While de Egyptians early mathematicians were focused on the decimal system, the Mesopotamian scientists developed a functional weighting and measuring system sometime around 4000 BC. Sexagesimal schemes (a numeral system that has 60 as its base) were used to count slaves, animals, fish, dead animals, certain types of beer and milk products. Other innovative patterns were created to count field measurement, wheat, malt, milk and beer measurement.

Source: https://content.ncetm.org.uk/images/microsites/primary_magazine/issue_4/egyptian_2.jpg

Pythagoras’ findings in geometry, irrationality and the square root of two
Pythagoras of Samos was an Ionian Greek philosopher and mathematician that among other, founded a religious movement called Pythagoreanism. He lived between 570 – 495 BC, a period when he founded the most famous ancient school of mathematics. The Pythagoreans thought that mathematics is not just an advanced subject, but the base on which relies the principles of all the surrounding things. Pythagoras has commonly been given credit for discovering a great geometrical theorem that states that in a right-angled triangle area, the area of the square on the hypotenuse is equal to the areas of the squares of the other sides. Due to the secrecy that surrounded the Pythagorean School, there is no evidence that Pythagoras itself has worked on this theorem.

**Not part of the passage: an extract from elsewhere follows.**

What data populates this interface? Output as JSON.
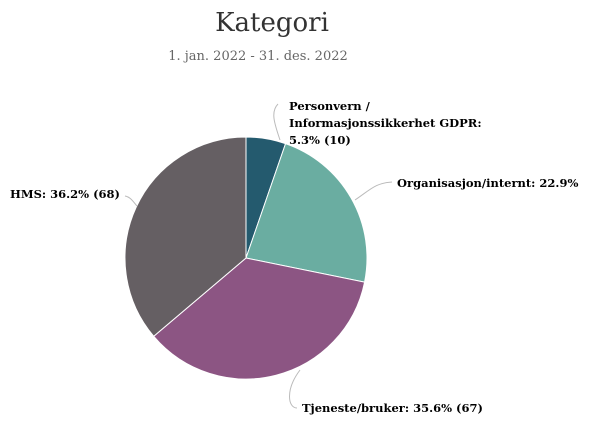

This theorem however, pushed Hippasus, one of the Pythagorean students, to discover the existence of irrational numbers. When trying to represent the square root of 2 as a fraction, using geometry, he proved that one cannot write the square root of 2 as a fraction, therefore this was irrational. His finding could not be accepted by his fellow Pythagoreans, therefore he was ultimately thrown overboard and drowned.